Fast reading
- Chinese start-up DeepSeek launched a new open-source AI model that it claimed represented significant cost and efficiency breakthroughs.
- The news caused tech stocks to sink as investors worried about the implications for AI leaders such as US chipmaker Nvidia.
- However, lower AI costs have the potential to provide a boost to chip manufacturers around the world over the long term.
US tech stocks tumbled this week following the launch of a low-cost Chinese artificial intelligence (AI) application, which threatened Big Tech’s market dominance.
The AI investment boom of the past two years has, until now, been largely driven by a handful of US tech stocks – and led by the so-called ‘Magnificent Seven’.
The arrival of Chinese start-up DeepSeek’s new R1 model on Monday quickly threatened the established order and had an almost immediate impact on US markets. Upon launch, R1 claimed the number one spot in the Apple app store, outperforming Microsoft-backed OpenAI’s ChatGPT and Alphabet’s Gemini.
“With corporate optimism running at record levels, the news about the launch of the DeepSeek app sent prices for some of the biggest tech stocks tumbling,” says Louise Dudley, Portfolio Manager at Federated Hermes.
The launch of the new open-source model triggered a 3.1% drop in the tech-heavy Nasdaq index, while the S&P500 was down 1.5% in trading on Monday.

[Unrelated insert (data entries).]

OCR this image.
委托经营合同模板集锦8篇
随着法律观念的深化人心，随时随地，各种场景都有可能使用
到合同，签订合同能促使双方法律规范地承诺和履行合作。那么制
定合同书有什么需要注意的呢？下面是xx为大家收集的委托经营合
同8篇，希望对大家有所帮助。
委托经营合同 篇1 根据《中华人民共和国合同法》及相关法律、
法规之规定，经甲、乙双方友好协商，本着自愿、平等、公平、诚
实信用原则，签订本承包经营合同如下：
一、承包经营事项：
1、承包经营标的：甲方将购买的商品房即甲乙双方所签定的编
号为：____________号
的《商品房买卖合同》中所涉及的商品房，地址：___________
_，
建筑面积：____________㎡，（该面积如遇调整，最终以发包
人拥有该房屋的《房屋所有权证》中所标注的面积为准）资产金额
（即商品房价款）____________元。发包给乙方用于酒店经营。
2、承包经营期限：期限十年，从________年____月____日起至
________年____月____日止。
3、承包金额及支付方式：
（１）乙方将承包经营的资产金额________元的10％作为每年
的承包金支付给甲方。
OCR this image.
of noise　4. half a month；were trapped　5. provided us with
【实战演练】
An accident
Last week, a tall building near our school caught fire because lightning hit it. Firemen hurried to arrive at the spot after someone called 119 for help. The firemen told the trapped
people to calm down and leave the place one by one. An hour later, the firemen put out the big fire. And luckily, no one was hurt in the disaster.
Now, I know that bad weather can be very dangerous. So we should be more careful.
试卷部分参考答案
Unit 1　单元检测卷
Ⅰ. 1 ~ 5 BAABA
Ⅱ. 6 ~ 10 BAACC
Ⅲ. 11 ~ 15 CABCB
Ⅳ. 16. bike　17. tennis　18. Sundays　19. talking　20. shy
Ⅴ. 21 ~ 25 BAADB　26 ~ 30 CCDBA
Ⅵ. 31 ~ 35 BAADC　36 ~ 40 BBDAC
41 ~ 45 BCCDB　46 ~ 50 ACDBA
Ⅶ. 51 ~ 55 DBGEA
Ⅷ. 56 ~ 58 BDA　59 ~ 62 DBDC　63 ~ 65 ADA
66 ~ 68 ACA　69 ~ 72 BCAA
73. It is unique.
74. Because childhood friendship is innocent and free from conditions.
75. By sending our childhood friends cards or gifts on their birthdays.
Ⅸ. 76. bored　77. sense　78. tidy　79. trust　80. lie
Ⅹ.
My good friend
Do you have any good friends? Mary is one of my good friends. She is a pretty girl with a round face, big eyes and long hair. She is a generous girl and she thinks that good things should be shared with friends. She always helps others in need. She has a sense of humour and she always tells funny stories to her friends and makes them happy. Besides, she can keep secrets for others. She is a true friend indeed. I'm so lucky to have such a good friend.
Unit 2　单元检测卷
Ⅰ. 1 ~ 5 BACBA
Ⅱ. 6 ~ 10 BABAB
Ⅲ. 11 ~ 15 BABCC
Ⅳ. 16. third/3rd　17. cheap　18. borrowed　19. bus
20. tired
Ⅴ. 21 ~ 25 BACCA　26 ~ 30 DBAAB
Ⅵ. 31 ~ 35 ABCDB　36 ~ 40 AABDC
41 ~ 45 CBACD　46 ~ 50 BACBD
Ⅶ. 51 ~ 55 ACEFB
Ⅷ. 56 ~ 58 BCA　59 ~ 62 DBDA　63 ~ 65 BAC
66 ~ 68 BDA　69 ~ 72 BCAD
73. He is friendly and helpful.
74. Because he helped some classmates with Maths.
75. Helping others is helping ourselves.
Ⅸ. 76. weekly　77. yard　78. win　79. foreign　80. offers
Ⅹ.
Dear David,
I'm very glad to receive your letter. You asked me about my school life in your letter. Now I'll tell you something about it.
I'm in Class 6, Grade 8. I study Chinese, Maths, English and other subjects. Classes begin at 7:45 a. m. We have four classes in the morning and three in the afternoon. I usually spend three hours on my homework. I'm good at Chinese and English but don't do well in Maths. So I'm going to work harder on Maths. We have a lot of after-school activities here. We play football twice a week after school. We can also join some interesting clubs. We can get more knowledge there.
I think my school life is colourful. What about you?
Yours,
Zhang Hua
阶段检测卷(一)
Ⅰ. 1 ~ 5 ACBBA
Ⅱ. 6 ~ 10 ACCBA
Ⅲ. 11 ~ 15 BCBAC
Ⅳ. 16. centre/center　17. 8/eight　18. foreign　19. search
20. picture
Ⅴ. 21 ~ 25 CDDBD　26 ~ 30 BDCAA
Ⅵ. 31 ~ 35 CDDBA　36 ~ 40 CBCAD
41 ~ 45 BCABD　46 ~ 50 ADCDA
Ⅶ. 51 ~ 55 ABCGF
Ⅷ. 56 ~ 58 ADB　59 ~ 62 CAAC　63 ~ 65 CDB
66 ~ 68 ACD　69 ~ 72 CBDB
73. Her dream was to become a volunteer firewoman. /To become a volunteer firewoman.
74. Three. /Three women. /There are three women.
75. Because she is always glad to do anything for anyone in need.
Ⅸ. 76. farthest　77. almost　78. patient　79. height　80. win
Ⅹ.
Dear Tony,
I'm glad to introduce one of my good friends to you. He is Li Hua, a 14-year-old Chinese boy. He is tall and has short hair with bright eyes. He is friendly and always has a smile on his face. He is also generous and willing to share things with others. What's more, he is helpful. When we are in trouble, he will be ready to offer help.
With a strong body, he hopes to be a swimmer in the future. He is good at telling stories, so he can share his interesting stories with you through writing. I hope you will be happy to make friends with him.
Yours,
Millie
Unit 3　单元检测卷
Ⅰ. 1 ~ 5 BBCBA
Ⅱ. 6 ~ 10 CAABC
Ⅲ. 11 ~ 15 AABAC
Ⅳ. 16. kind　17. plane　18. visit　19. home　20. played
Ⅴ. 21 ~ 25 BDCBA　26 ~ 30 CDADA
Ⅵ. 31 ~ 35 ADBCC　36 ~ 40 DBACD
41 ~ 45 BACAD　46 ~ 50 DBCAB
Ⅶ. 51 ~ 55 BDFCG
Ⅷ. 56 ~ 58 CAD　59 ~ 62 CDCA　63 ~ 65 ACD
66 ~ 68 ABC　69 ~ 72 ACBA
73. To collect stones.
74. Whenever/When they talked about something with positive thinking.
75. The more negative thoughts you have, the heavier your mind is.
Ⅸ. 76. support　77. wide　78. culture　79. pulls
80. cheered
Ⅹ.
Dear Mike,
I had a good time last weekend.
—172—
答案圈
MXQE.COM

The Magnificent Seven – Apple, Microsoft, Alphabet, Meta, Amazon, Tesla and Nvidia – fell 2.7% in response to growing awareness of the R1 model and the potential implications this has for the AI trade industry.1
DeepSeek’s announcement has been dubbed a 'Sputnik moment' and a 'wake-up call' for US AI superpowers
Chipmaker Nvidia was hit particularly hard and had plunged 17% by the time US markets closed on Monday, representing a market cap loss of US$600bn in a single day.2
Sputnik moment
DeepSeek claims to have trained the model on a budget of just US$5.6m, using lower-end Nvidia H800 GPUs, because more powerful H100 GPUs, such as those used to train Meta’s Llama-3 model, are unavailable in China due to US export controls.
“This would suggest significant cost and efficiency breakthroughs that have the potential to disrupt the AI value chain through greater competition. The R1 has similar performance levels to AI research organisation OpenAI’s o1 reasoning model with less than 5% of the inference cost3,” explains Tej Sthankiya Senior Equity Analyst at Federated Hermes.

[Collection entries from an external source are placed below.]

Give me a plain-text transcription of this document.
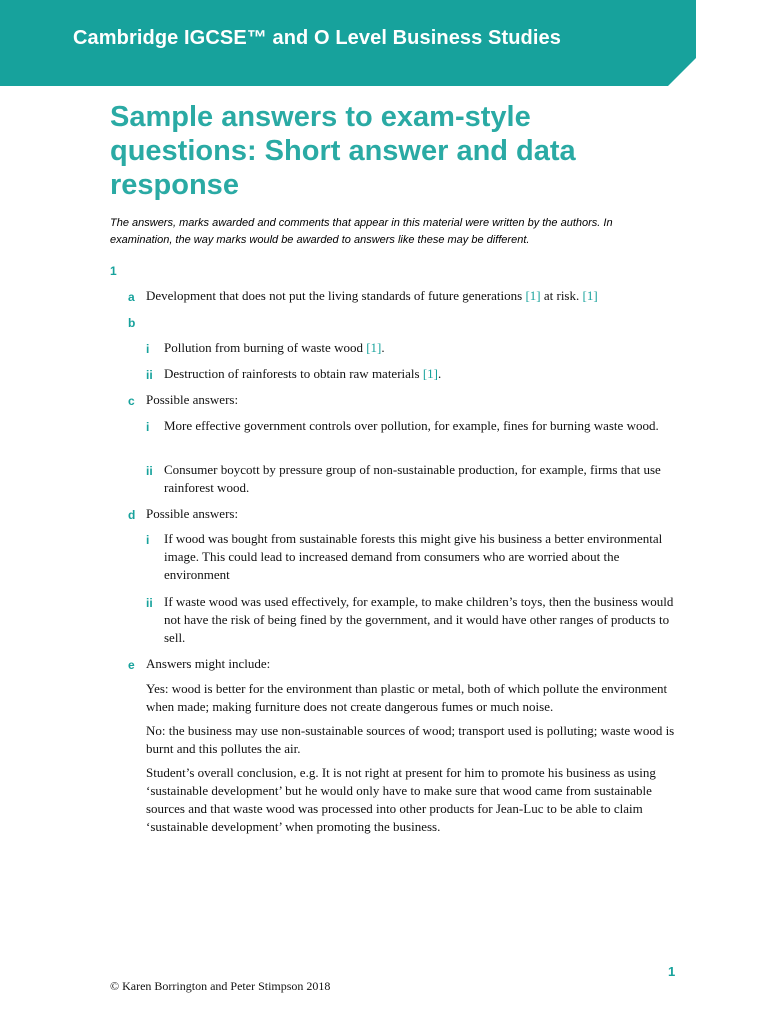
Cambridge IGCSE™ and O Level Business Studies
Sample answers to exam-style questions: Short answer and data response

The answers, marks awarded and comments that appear in this material were written by the authors. In examination, the way marks would be awarded to answers like these may be different.

1
a Development that does not put the living standards of future generations [1] at risk. [1]

b
i Pollution from burning of waste wood [1].

ii Destruction of rainforests to obtain raw materials [1].

c Possible answers:

i More effective government controls over pollution, for example, fines for burning waste wood.

ii Consumer boycott by pressure group of non-sustainable production, for example, firms that use rainforest wood.

d Possible answers:

i If wood was bought from sustainable forests this might give his business a better environmental image. This could lead to increased demand from consumers who are worried about the environment

ii If waste wood was used effectively, for example, to make children’s toys, then the business would not have the risk of being fined by the government, and it would have other ranges of products to sell.

e Answers might include:

Yes: wood is better for the environment than plastic or metal, both of which pollute the environment when made; making furniture does not create dangerous fumes or much noise.

No: the business may use non-sustainable sources of wood; transport used is polluting; waste wood is burnt and this pollutes the air.

Student’s overall conclusion, e.g. It is not right at present for him to promote his business as using ‘sustainable development’ but he would only have to make sure that wood came from sustainable sources and that waste wood was processed into other products for Jean-Luc to be able to claim ‘sustainable development’ when promoting the business.

1
© Karen Borrington and Peter Stimpson 2018
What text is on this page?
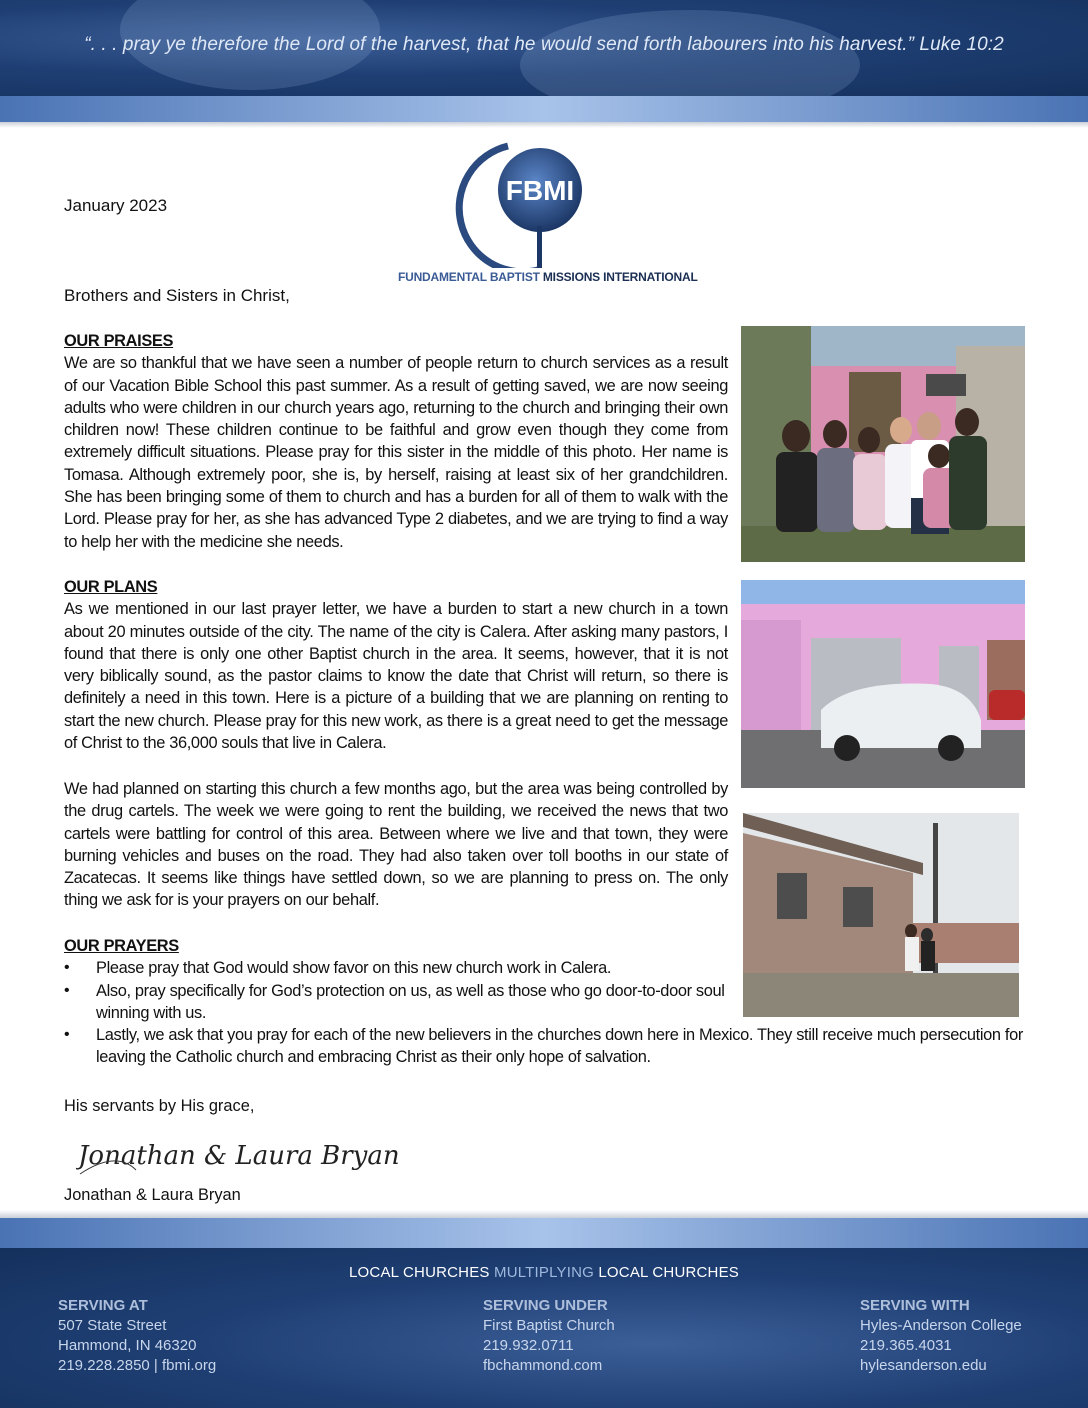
“. . . pray ye therefore the Lord of the harvest, that he would send forth labourers into his harvest.” Luke 10:2
FBMI
FUNDAMENTAL BAPTIST MISSIONS INTERNATIONAL
January 2023
Brothers and Sisters in Christ,
OUR PRAISES

We are so thankful that we have seen a number of people return to church services as a result of our Vacation Bible School this past summer. As a result of getting saved, we are now seeing adults who were children in our church years ago, returning to the church and bringing their own children now! These children continue to be faithful and grow even though they come from extremely difficult situations. Please pray for this sister in the middle of this photo. Her name is Tomasa. Although extremely poor, she is, by herself, raising at least six of her grandchildren. She has been bringing some of them to church and has a burden for all of them to walk with the Lord. Please pray for her, as she has advanced Type 2 diabetes, and we are trying to find a way to help her with the medicine she needs.

OUR PLANS

As we mentioned in our last prayer letter, we have a burden to start a new church in a town about 20 minutes outside of the city. The name of the city is Calera. After asking many pastors, I found that there is only one other Baptist church in the area. It seems, however, that it is not very biblically sound, as the pastor claims to know the date that Christ will return, so there is definitely a need in this town. Here is a picture of a building that we are planning on renting to start the new church. Please pray for this new work, as there is a great need to get the message of Christ to the 36,000 souls that live in Calera.

We had planned on starting this church a few months ago, but the area was being controlled by the drug cartels. The week we were going to rent the building, we received the news that two cartels were battling for control of this area. Between where we live and that town, they were burning vehicles and buses on the road. They had also taken over toll booths in our state of Zacatecas. It seems like things have settled down, so we are planning to press on. The only thing we ask for is your prayers on our behalf.

OUR PRAYERS
• Please pray that God would show favor on this new church work in Calera.
• Also, pray specifically for God’s protection on us, as well as those who go door-to-door soul winning with us.
• Lastly, we ask that you pray for each of the new believers in the churches down here in Mexico. They still receive much persecution for leaving the Catholic church and embracing Christ as their only hope of salvation.
His servants by His grace,
Jonathan & Laura Bryan
Jonathan & Laura Bryan
LOCAL CHURCHES MULTIPLYING LOCAL CHURCHES
SERVING AT
507 State Street
Hammond, IN 46320
219.228.2850 | fbmi.org
SERVING UNDER
First Baptist Church
219.932.0711
fbchammond.com
SERVING WITH
Hyles-Anderson College
219.365.4031
hylesanderson.edu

DeepSeek’s announcement has been dubbed a ‘Sputnik moment’ and a ‘wake-up call’ for US AI superpowers, by venture capitalist Marc Andreessen and US President Donald Trump, respectively.
“If AI deployment can be done at a lower price, it reduces barriers to entry and adoption, and presents a threat to mega-cap dominance. The US tech stock tumble also highlights the risk of market reliance on mega-caps,” says Sthankiya.
However, the next round of earnings reports from the Magnificent Seven appeared to offer investors some reassurance regarding the stability of the tech sector.
Meta and Tesla shares rose following the release of their earnings reports in the days after the R1 launch. But Microsoft shares fell after sales in its cloud computing division were weaker than expected.
Nvidia is set to be the last of the seven to publish results, scheduled for late February.
Sthankiya adds that long-term demand for Nvidia’s premium chips is unlikely to be affected by low-cost AI: “Lower AI inference costs mean more consumer and enterprise applications across end markets become cost-effective, and thus long-term demand likely remains unaffected.
“There’s even the case to be made that there will be more demand for chips because now it is economical to have many more models trained and used in different ways. A recent analogy for this is the cloud computing platform shift.”